Youth and queer party members opposed the blatantly biased prioritization at a closed-door resolution panel prior to debates on the convention floor. The Ontario youth wing, the Quebec section and two riding associations wanted to discuss leaving the age of consent at 14. They won a clear majority in a vote to amend the order of resolutions. The move caught the party brass off guard, and MP Denise Savoie ran up to a microphone shortly after the vote to voice her frantic opposition.
The party establishment did not even want the issue discussed in front of the media. This convention was slick and highly managed, and the potential embarrassment of queers and youth openly speaking against the party line was too much to risk.
Particularly painful was watching NDP chief of staff and former queer activist Bob Gallagher running around the room talking to MPs and messaging on his Blackberry to get people stacked into the room to vote against us.

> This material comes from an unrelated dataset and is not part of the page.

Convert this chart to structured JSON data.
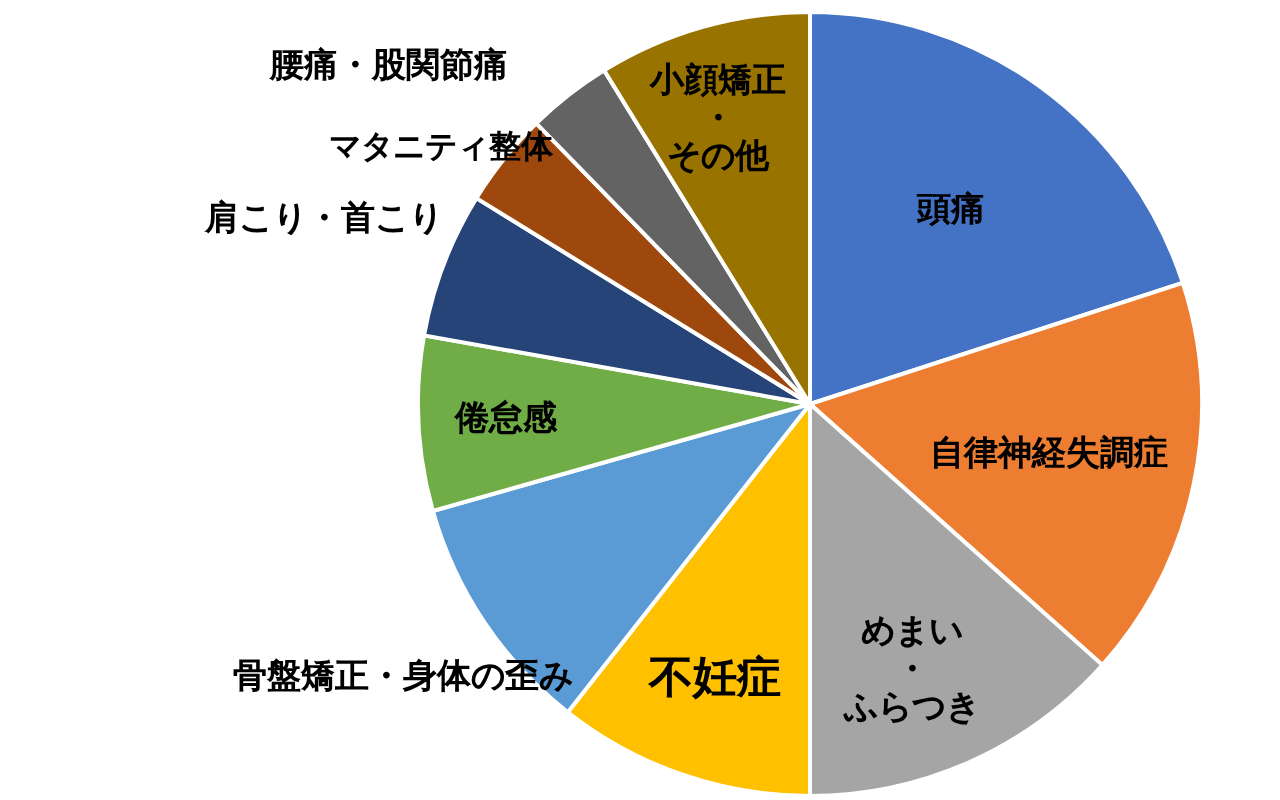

By the time the age of consent resolution came up, he had brought in virtually a quarter of the NDP caucus to speak at the “con” microphones. The youth wing and the lesbian, gay, bisexual, trans committee had mobilized lines of speakers at the “pro” mic.
It was quite the sight: young people themselves, many of them queer, lining up to stop a bill that purported to protect them, while mostly old straight men refuted their claims with daddy-knows-best attitudes.
One after another, delegates gave reasons why the NDP should oppose Bill C-22. Queer youth talked about the silencing effect it will have on youth sexuality. Young women spoke about how the bill will affect access to reproductive and sexual health services.
One after another, MPs refused to debate the issue. They are only accountable to voters in their ridings, they repeatedly told us. Their remarks were especially insulting to youth delegates, many of whom had taken five days out of their first week of school, taken time off work, travelled long distances and paid hundreds of dollars in fees and expenses to attend the convention. We were essentially being told that we did not have a say in party policy, we had wasted our time attending.
At one point, Comartin approached the chair of the meeting. Then the chair allowed two more speakers, the second of which just happened to be MP Jean Crowder, who was rushed up to the microphone to make a motion to table the resolution. Tabling a resolution essentially places it at the bottom of the priority list, thereby ensuring that it will never be debated on the convention floor.
Crowder’s motion went to an immediate vote, which was close enough that a second standing vote was necessary. Whenever such votes are held, the rules stipulate that doors must be “tiled” to prevent anyone from entering the room to affect the result. Despite this rule, large numbers of people were ushered into the room to vote against the resolution, even as they went onto the second vote. Delegates ran up to microphones to call points of order on the blatant subversion of democracy, but the chair overruled.
Although supporters such as Libby Davies and Svend Robinson voted on our side, the motion passed by a slim majority and the resolution was effectively eliminated from debate. Many youth delegates and others who had seen what transpired began booing and crying out “shame” as about half of the delegates began pouring out of the room.
Comartin later admitted to, and tried to justify, the party organizing against us. He accused “the gay, lesbian, transgendered group and the youth, organized by their leadership” of “taking over” the panel. The vast gay conspiracy again!
After the way queers and youth were silenced at this convention, I have lost much of my faith in the NDP as a party that is willing to put principles and rational policy ahead of shortsighted electioneering.
The NDP and other political parties are more than happy to engage youth as young as 14 if they want to buy a membership, volunteer for a campaign or be used as props for a public event. But no one seems to think that these same young people should be genuinely consulted about legislation that affects them.
Similarly, the NDP has capitalized on its slightly superior track record on issues such as same-sex marriage in order to present itself as the only party to truly support queer equality. At the same time, party apparatchiks are shamelessly working against the interests of queer party activists.
It’s time for the lip service to end, and for all political parties to view queers and youth, and queer youth especially, as more than just tokens.